One of the best things I did for Daily Kos when I was getting ready for the 2006 midterm elections was to start using memcached. When I was getting ready for the 2008 elections, I greatly expanded the use of memcached throughout the backend, and it was one of the biggest factors in getting through Election Day in one piece. With a multi-webhead setup like ours, we were able to spread the work around to all the webheads with memcached so the webheads could take advantage of processing done to render pages done by other webheads. Really handy, and it helped keep our load below 3 on Election Night.
Unfortunately, I saw areas that memcached wasn't perfect. No matter what, it's better than not caching at all, or just caching locally, but using it as your only cache isn't ideal either. Fetching data from memcached over the network takes time that can really add up. You could cache stuff locally in your app too, but the other processes wouldn't be able to take advantage of it.
What I've experimented with, and have perl and ruby clients for, is a tiered cache. Basically, the cache uses memcached for persistent and distributed cache storage, but keeps a fast cache that quickly times out (I've been using 5 seconds, but a shorter time might be better) that's local to the machine it's running on, so all of the processes of your app can make use of it. When your app gets something from the cache, it first looks in the local cache, and if it's not there it looks in memcached. If it's in memcached, it retrieves the data (or, if it's not in memcached, it does whatever the app would do without the cache of course and then puts it in memcached for future use) and stores it in the local cache before moving on. After that, until it times out from the local cache, the app can fetch the data from the fast local cache without having to hit memcached at all. The short expiration time attempts to avoid the problem of data going stale, but both clients provide ways to delete data from the local cache at the same time it's deleted from memcached.

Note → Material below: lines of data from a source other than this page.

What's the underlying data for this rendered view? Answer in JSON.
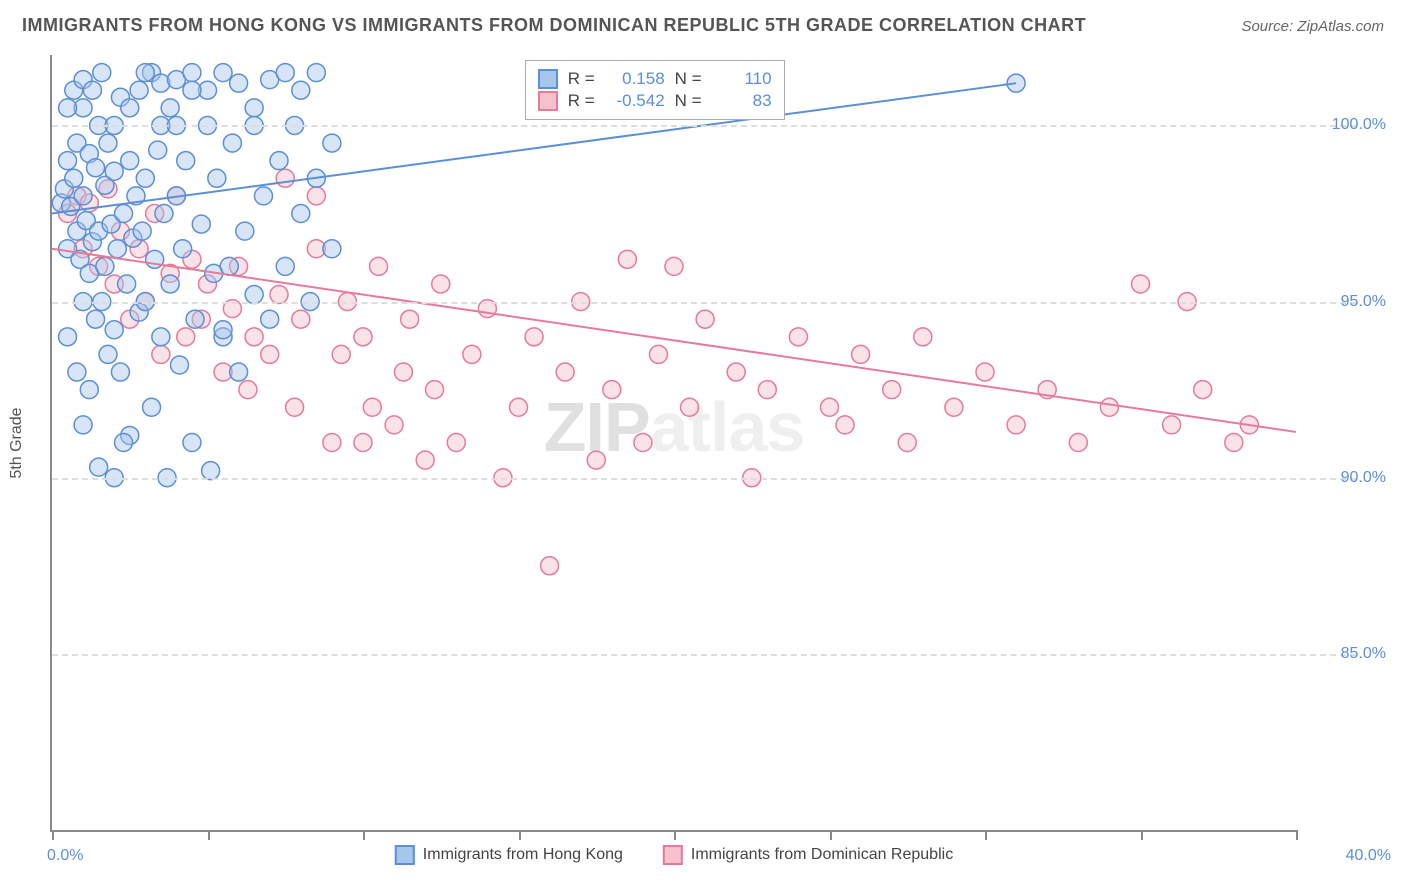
{
  "title": "IMMIGRANTS FROM HONG KONG VS IMMIGRANTS FROM DOMINICAN REPUBLIC 5TH GRADE CORRELATION CHART",
  "source": "Source: ZipAtlas.com",
  "watermark_a": "ZIP",
  "watermark_b": "atlas",
  "y_axis_title": "5th Grade",
  "x_min_label": "0.0%",
  "x_max_label": "40.0%",
  "chart": {
    "type": "scatter",
    "xlim": [
      0,
      40
    ],
    "ylim": [
      80,
      102
    ],
    "y_ticks": [
      85,
      90,
      95,
      100
    ],
    "y_tick_labels": [
      "85.0%",
      "90.0%",
      "95.0%",
      "100.0%"
    ],
    "x_ticks": [
      0,
      5,
      10,
      15,
      20,
      25,
      30,
      35,
      40
    ],
    "background_color": "#ffffff",
    "grid_color": "#dddddd",
    "axis_color": "#888888",
    "tick_label_color": "#5b8fd6",
    "marker_radius": 9,
    "marker_opacity": 0.45,
    "line_width": 2
  },
  "series": {
    "hk": {
      "label": "Immigrants from Hong Kong",
      "fill": "#a8c6eb",
      "stroke": "#5b8fd6",
      "r_label": "R =",
      "n_label": "N =",
      "r": "0.158",
      "n": "110",
      "trend": {
        "x1": 0,
        "y1": 97.5,
        "x2": 31,
        "y2": 101.2
      },
      "points": [
        [
          0.3,
          97.8
        ],
        [
          0.4,
          98.2
        ],
        [
          0.5,
          96.5
        ],
        [
          0.5,
          99.0
        ],
        [
          0.6,
          97.7
        ],
        [
          0.7,
          98.5
        ],
        [
          0.8,
          97.0
        ],
        [
          0.8,
          99.5
        ],
        [
          0.9,
          96.2
        ],
        [
          1.0,
          98.0
        ],
        [
          1.0,
          100.5
        ],
        [
          1.1,
          97.3
        ],
        [
          1.2,
          95.8
        ],
        [
          1.2,
          99.2
        ],
        [
          1.3,
          96.7
        ],
        [
          1.4,
          98.8
        ],
        [
          1.4,
          94.5
        ],
        [
          1.5,
          97.0
        ],
        [
          1.5,
          100.0
        ],
        [
          1.6,
          95.0
        ],
        [
          1.7,
          98.3
        ],
        [
          1.7,
          96.0
        ],
        [
          1.8,
          93.5
        ],
        [
          1.8,
          99.5
        ],
        [
          1.9,
          97.2
        ],
        [
          2.0,
          94.2
        ],
        [
          2.0,
          98.7
        ],
        [
          2.1,
          96.5
        ],
        [
          2.2,
          100.8
        ],
        [
          2.2,
          93.0
        ],
        [
          2.3,
          97.5
        ],
        [
          2.4,
          95.5
        ],
        [
          2.5,
          99.0
        ],
        [
          2.5,
          91.2
        ],
        [
          2.6,
          96.8
        ],
        [
          2.7,
          98.0
        ],
        [
          2.8,
          94.7
        ],
        [
          2.8,
          101.0
        ],
        [
          2.9,
          97.0
        ],
        [
          3.0,
          95.0
        ],
        [
          3.0,
          98.5
        ],
        [
          3.2,
          101.5
        ],
        [
          3.2,
          92.0
        ],
        [
          3.3,
          96.2
        ],
        [
          3.4,
          99.3
        ],
        [
          3.5,
          101.2
        ],
        [
          3.5,
          94.0
        ],
        [
          3.6,
          97.5
        ],
        [
          3.7,
          90.0
        ],
        [
          3.8,
          100.5
        ],
        [
          3.8,
          95.5
        ],
        [
          4.0,
          101.3
        ],
        [
          4.0,
          98.0
        ],
        [
          4.1,
          93.2
        ],
        [
          4.2,
          96.5
        ],
        [
          4.3,
          99.0
        ],
        [
          4.5,
          101.5
        ],
        [
          4.5,
          91.0
        ],
        [
          4.6,
          94.5
        ],
        [
          4.8,
          97.2
        ],
        [
          5.0,
          101.0
        ],
        [
          5.0,
          100.0
        ],
        [
          5.1,
          90.2
        ],
        [
          5.2,
          95.8
        ],
        [
          5.3,
          98.5
        ],
        [
          5.5,
          101.5
        ],
        [
          5.5,
          94.0
        ],
        [
          5.7,
          96.0
        ],
        [
          5.8,
          99.5
        ],
        [
          6.0,
          101.2
        ],
        [
          6.0,
          93.0
        ],
        [
          6.2,
          97.0
        ],
        [
          6.5,
          100.5
        ],
        [
          6.5,
          95.2
        ],
        [
          6.8,
          98.0
        ],
        [
          7.0,
          101.3
        ],
        [
          7.0,
          94.5
        ],
        [
          7.3,
          99.0
        ],
        [
          7.5,
          101.5
        ],
        [
          7.5,
          96.0
        ],
        [
          7.8,
          100.0
        ],
        [
          8.0,
          97.5
        ],
        [
          8.0,
          101.0
        ],
        [
          8.3,
          95.0
        ],
        [
          8.5,
          98.5
        ],
        [
          8.5,
          101.5
        ],
        [
          9.0,
          99.5
        ],
        [
          9.0,
          96.5
        ],
        [
          1.0,
          91.5
        ],
        [
          1.5,
          90.3
        ],
        [
          2.0,
          90.0
        ],
        [
          0.5,
          94.0
        ],
        [
          0.8,
          93.0
        ],
        [
          1.2,
          92.5
        ],
        [
          2.3,
          91.0
        ],
        [
          3.0,
          101.5
        ],
        [
          3.5,
          100.0
        ],
        [
          0.5,
          100.5
        ],
        [
          0.7,
          101.0
        ],
        [
          1.0,
          101.3
        ],
        [
          1.3,
          101.0
        ],
        [
          1.6,
          101.5
        ],
        [
          2.0,
          100.0
        ],
        [
          2.5,
          100.5
        ],
        [
          4.5,
          101.0
        ],
        [
          5.5,
          94.2
        ],
        [
          6.5,
          100.0
        ],
        [
          4.0,
          100.0
        ],
        [
          31.0,
          101.2
        ],
        [
          1.0,
          95.0
        ]
      ]
    },
    "dr": {
      "label": "Immigrants from Dominican Republic",
      "fill": "#f4c1cc",
      "stroke": "#e67a9a",
      "r_label": "R =",
      "n_label": "N =",
      "r": "-0.542",
      "n": "83",
      "trend": {
        "x1": 0,
        "y1": 96.5,
        "x2": 40,
        "y2": 91.3
      },
      "points": [
        [
          0.5,
          97.5
        ],
        [
          0.8,
          98.0
        ],
        [
          1.0,
          96.5
        ],
        [
          1.2,
          97.8
        ],
        [
          1.5,
          96.0
        ],
        [
          1.8,
          98.2
        ],
        [
          2.0,
          95.5
        ],
        [
          2.2,
          97.0
        ],
        [
          2.5,
          94.5
        ],
        [
          2.8,
          96.5
        ],
        [
          3.0,
          95.0
        ],
        [
          3.3,
          97.5
        ],
        [
          3.5,
          93.5
        ],
        [
          3.8,
          95.8
        ],
        [
          4.0,
          98.0
        ],
        [
          4.3,
          94.0
        ],
        [
          4.5,
          96.2
        ],
        [
          4.8,
          94.5
        ],
        [
          5.0,
          95.5
        ],
        [
          5.5,
          93.0
        ],
        [
          5.8,
          94.8
        ],
        [
          6.0,
          96.0
        ],
        [
          6.3,
          92.5
        ],
        [
          6.5,
          94.0
        ],
        [
          7.0,
          93.5
        ],
        [
          7.3,
          95.2
        ],
        [
          7.5,
          98.5
        ],
        [
          7.8,
          92.0
        ],
        [
          8.0,
          94.5
        ],
        [
          8.5,
          96.5
        ],
        [
          8.5,
          98.0
        ],
        [
          9.0,
          91.0
        ],
        [
          9.3,
          93.5
        ],
        [
          9.5,
          95.0
        ],
        [
          10.0,
          94.0
        ],
        [
          10.3,
          92.0
        ],
        [
          10.5,
          96.0
        ],
        [
          11.0,
          91.5
        ],
        [
          11.3,
          93.0
        ],
        [
          11.5,
          94.5
        ],
        [
          12.0,
          90.5
        ],
        [
          12.3,
          92.5
        ],
        [
          12.5,
          95.5
        ],
        [
          13.0,
          91.0
        ],
        [
          13.5,
          93.5
        ],
        [
          14.0,
          94.8
        ],
        [
          14.5,
          90.0
        ],
        [
          15.0,
          92.0
        ],
        [
          15.5,
          94.0
        ],
        [
          16.0,
          87.5
        ],
        [
          16.5,
          93.0
        ],
        [
          17.0,
          95.0
        ],
        [
          17.5,
          90.5
        ],
        [
          18.0,
          92.5
        ],
        [
          18.5,
          96.2
        ],
        [
          19.0,
          91.0
        ],
        [
          19.5,
          93.5
        ],
        [
          20.0,
          96.0
        ],
        [
          20.5,
          92.0
        ],
        [
          21.0,
          94.5
        ],
        [
          22.0,
          93.0
        ],
        [
          22.5,
          90.0
        ],
        [
          23.0,
          92.5
        ],
        [
          24.0,
          94.0
        ],
        [
          25.0,
          92.0
        ],
        [
          25.5,
          91.5
        ],
        [
          26.0,
          93.5
        ],
        [
          27.0,
          92.5
        ],
        [
          27.5,
          91.0
        ],
        [
          28.0,
          94.0
        ],
        [
          29.0,
          92.0
        ],
        [
          30.0,
          93.0
        ],
        [
          31.0,
          91.5
        ],
        [
          32.0,
          92.5
        ],
        [
          33.0,
          91.0
        ],
        [
          34.0,
          92.0
        ],
        [
          35.0,
          95.5
        ],
        [
          36.0,
          91.5
        ],
        [
          36.5,
          95.0
        ],
        [
          37.0,
          92.5
        ],
        [
          38.0,
          91.0
        ],
        [
          38.5,
          91.5
        ],
        [
          10.0,
          91.0
        ]
      ]
    }
  }
}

To implement the local cache, the Perl client uses Cache::Mmap (although now I've found Cache::FastMmap, which I don't remember seeing before). The ruby client, developed with the help of the ever helpful wycats uses Berkeley DB for the local cache, but since the ruby client is built with Moneta, swapping BDB out for whatever else you'd prefer would be easy.
I can't find the benchmarks I did back in March or thereabouts, so I'm going to have to recreate them. Some random guy on the internet's memory isn't a good benchmark, after all. I remember that the difference between the tiered cache and just memcached was pretty astonishing, but I don't remember the specifics. I'll get some benchmarks together over the next few days. I do remember that the difference wasn't as extreme if the cache was write heavy, but the tiered cache was significantly faster with a read heavy benchmark (which is more like DKos' cache usage). When the new benchmarks are done, I'll post them.